Architecture and capabilities
MotherDuck is a serverless cloud analytics service with a unique architecture that combines the power and scale of the cloud with the efficiency and convenience of DuckDB.
MotherDuck's key components are:
- The MotherDuck cloud service
- MotherDuck's DuckDB SDK
- Hybrid execution
- The MotherDuck web UI
The MotherDuck cloud service
The MotherDuck cloud service enables you to store structured data, query that data with SQL, and share it with others. A key MotherDuck product principle is ease of use.
Serverless execution model—You don't need to configure or spin up instances, clusters, or warehouses. You simply write and submit SQL. MotherDuck takes care of the rest. Under the hood, MotherDuck runs DuckDB and speaks DuckDB's SQL dialect.

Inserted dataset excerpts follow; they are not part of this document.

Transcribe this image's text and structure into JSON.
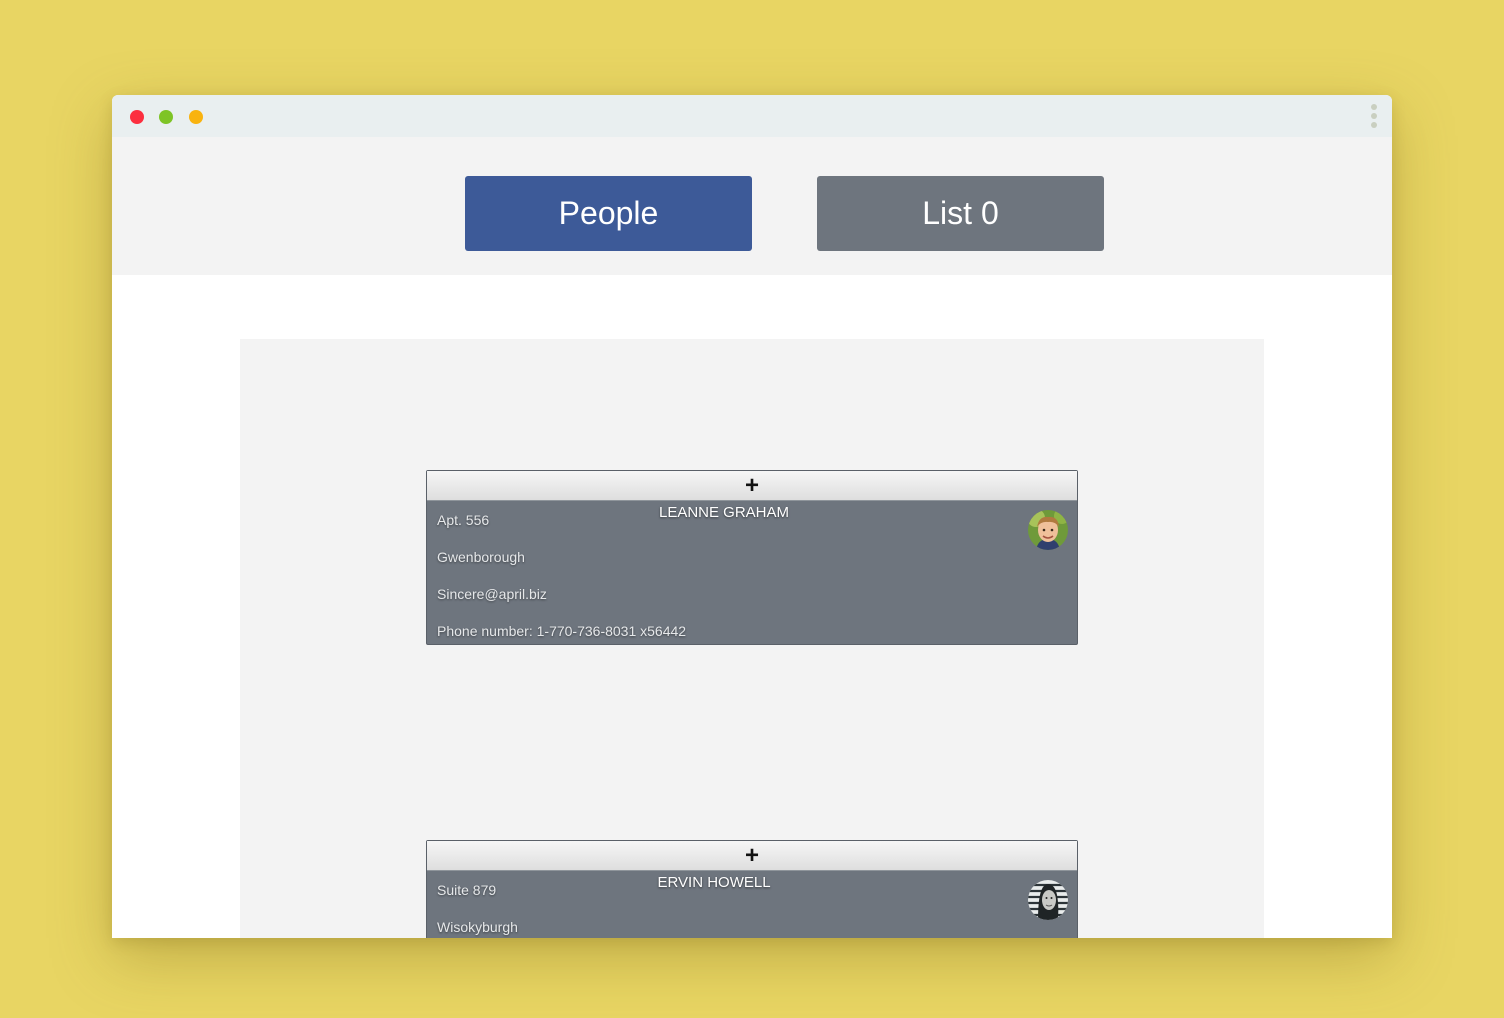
{
  "colors": {
    "background": "#e8d563",
    "window_close": "#fc2f3f",
    "window_minimize": "#7ec426",
    "window_maximize": "#f9b30f",
    "primary_button": "#3d5a98",
    "secondary_button": "#6e757e",
    "card": "#6e757e"
  },
  "window": {
    "controls": [
      "close-icon",
      "minimize-icon",
      "maximize-icon"
    ],
    "menu_icon": "kebab-menu-icon"
  },
  "nav": {
    "people_label": "People",
    "list_label": "List 0"
  },
  "people": [
    {
      "add_label": "+",
      "name": "LEANNE GRAHAM",
      "suite": "Apt. 556",
      "city": "Gwenborough",
      "email": "Sincere@april.biz",
      "phone": "Phone number: 1-770-736-8031 x56442",
      "avatar_icon": "avatar-boy-icon"
    },
    {
      "add_label": "+",
      "name": "ERVIN HOWELL",
      "suite": "Suite 879",
      "city": "Wisokyburgh",
      "avatar_icon": "avatar-woman-icon"
    }
  ]
}
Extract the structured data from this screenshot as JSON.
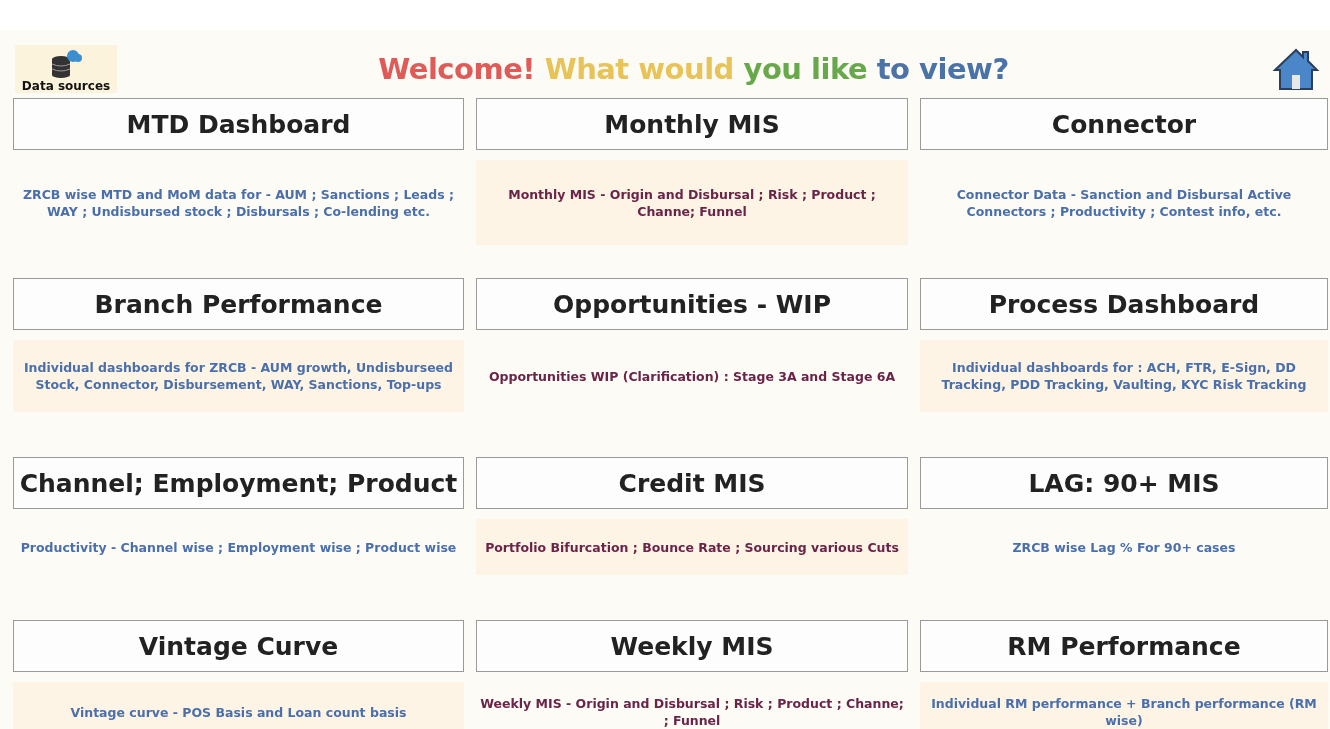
{
  "data_sources": {
    "label": "Data sources"
  },
  "heading": [
    {
      "text": "Welcome!",
      "color": "#e05a58"
    },
    {
      "text": "What would",
      "color": "#e8c358"
    },
    {
      "text": "you like",
      "color": "#67a84b"
    },
    {
      "text": "to view?",
      "color": "#4a73a8"
    }
  ],
  "tiles": [
    {
      "title": "MTD Dashboard",
      "description": "ZRCB wise MTD and MoM data for - AUM ; Sanctions ; Leads ; WAY ; Undisbursed stock ; Disbursals ; Co-lending etc.",
      "color": "#4a6fab",
      "shaded": false
    },
    {
      "title": "Monthly MIS",
      "description": "Monthly MIS - Origin and Disbursal ; Risk ; Product ; Channe; Funnel",
      "color": "#6a2448",
      "shaded": true
    },
    {
      "title": "Connector",
      "description": "Connector Data - Sanction and Disbursal Active Connectors ; Productivity ; Contest info, etc.",
      "color": "#4a6fab",
      "shaded": false
    },
    {
      "title": "Branch Performance",
      "description": "Individual dashboards for ZRCB - AUM growth, Undisburseed Stock, Connector, Disbursement, WAY, Sanctions, Top-ups",
      "color": "#4a6fab",
      "shaded": true
    },
    {
      "title": "Opportunities - WIP",
      "description": "Opportunities WIP (Clarification) : Stage 3A and Stage 6A",
      "color": "#6a2448",
      "shaded": false
    },
    {
      "title": "Process Dashboard",
      "description": "Individual dashboards for : ACH, FTR, E-Sign, DD Tracking, PDD Tracking, Vaulting, KYC Risk Tracking",
      "color": "#4a6fab",
      "shaded": true
    },
    {
      "title": "Channel; Employment; Product",
      "description": "Productivity - Channel wise ; Employment wise ; Product wise",
      "color": "#4a6fab",
      "shaded": false
    },
    {
      "title": "Credit MIS",
      "description": "Portfolio Bifurcation ;  Bounce Rate ;  Sourcing various Cuts",
      "color": "#6a2448",
      "shaded": true
    },
    {
      "title": "LAG: 90+ MIS",
      "description": "ZRCB wise Lag % For 90+ cases",
      "color": "#4a6fab",
      "shaded": false
    },
    {
      "title": "Vintage Curve",
      "description": "Vintage curve - POS Basis and Loan count basis",
      "color": "#4a6fab",
      "shaded": true
    },
    {
      "title": "Weekly MIS",
      "description": "Weekly MIS - Origin and Disbursal ; Risk ; Product ; Channe; ; Funnel",
      "color": "#6a2448",
      "shaded": false
    },
    {
      "title": "RM Performance",
      "description": "Individual RM performance + Branch performance (RM wise)",
      "color": "#4a6fab",
      "shaded": true
    }
  ]
}
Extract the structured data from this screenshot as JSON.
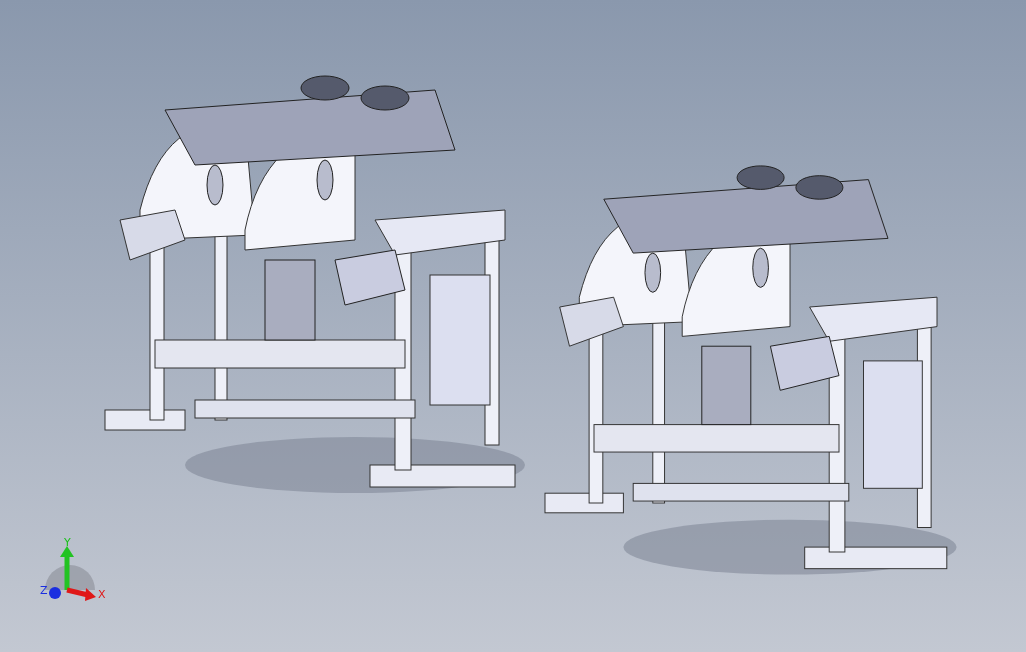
{
  "viewport": {
    "models": [
      {
        "kind": "machine"
      },
      {
        "kind": "machine"
      }
    ],
    "triad": {
      "x_label": "X",
      "y_label": "Y",
      "z_label": "Z"
    }
  }
}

Managed storage—you can load data into MotherDuck storage to be queried or shared. MotherDuck storage is durable, secure, and automatically optimized for best performance. MotherDuck storage is surfaced to you via the catalog and logical primitives database, schema, table, view, etc. In addition, MotherDuck can query data outside of MotherDuck storage—as data on Amazon S3, via https endpoints, on your laptop, and so on.
The service layer—MotherDuck provides key capabilities like secure identity, authorization, administration, monitoring, and so on. Currently, billing is not enabled for MotherDuck, and the service is free to use.
Currently, MotherDuck runs on AWS
us-east-1 region. We are working on expanding to other regions and cloud providers.
MotherDuck's DuckDB SDK
If you're using DuckDB in Python or CLI, you can connect to MotherDuck with a single line of code,
.open md:. After you run this command, your DuckDB instance becomes supercharged by MotherDuck. MotherDuck's hybrid execution is enabled, and your DuckDB instance gets additional capabilities like sharing, secrets storage, better interoperability with S3, and cloud persistence.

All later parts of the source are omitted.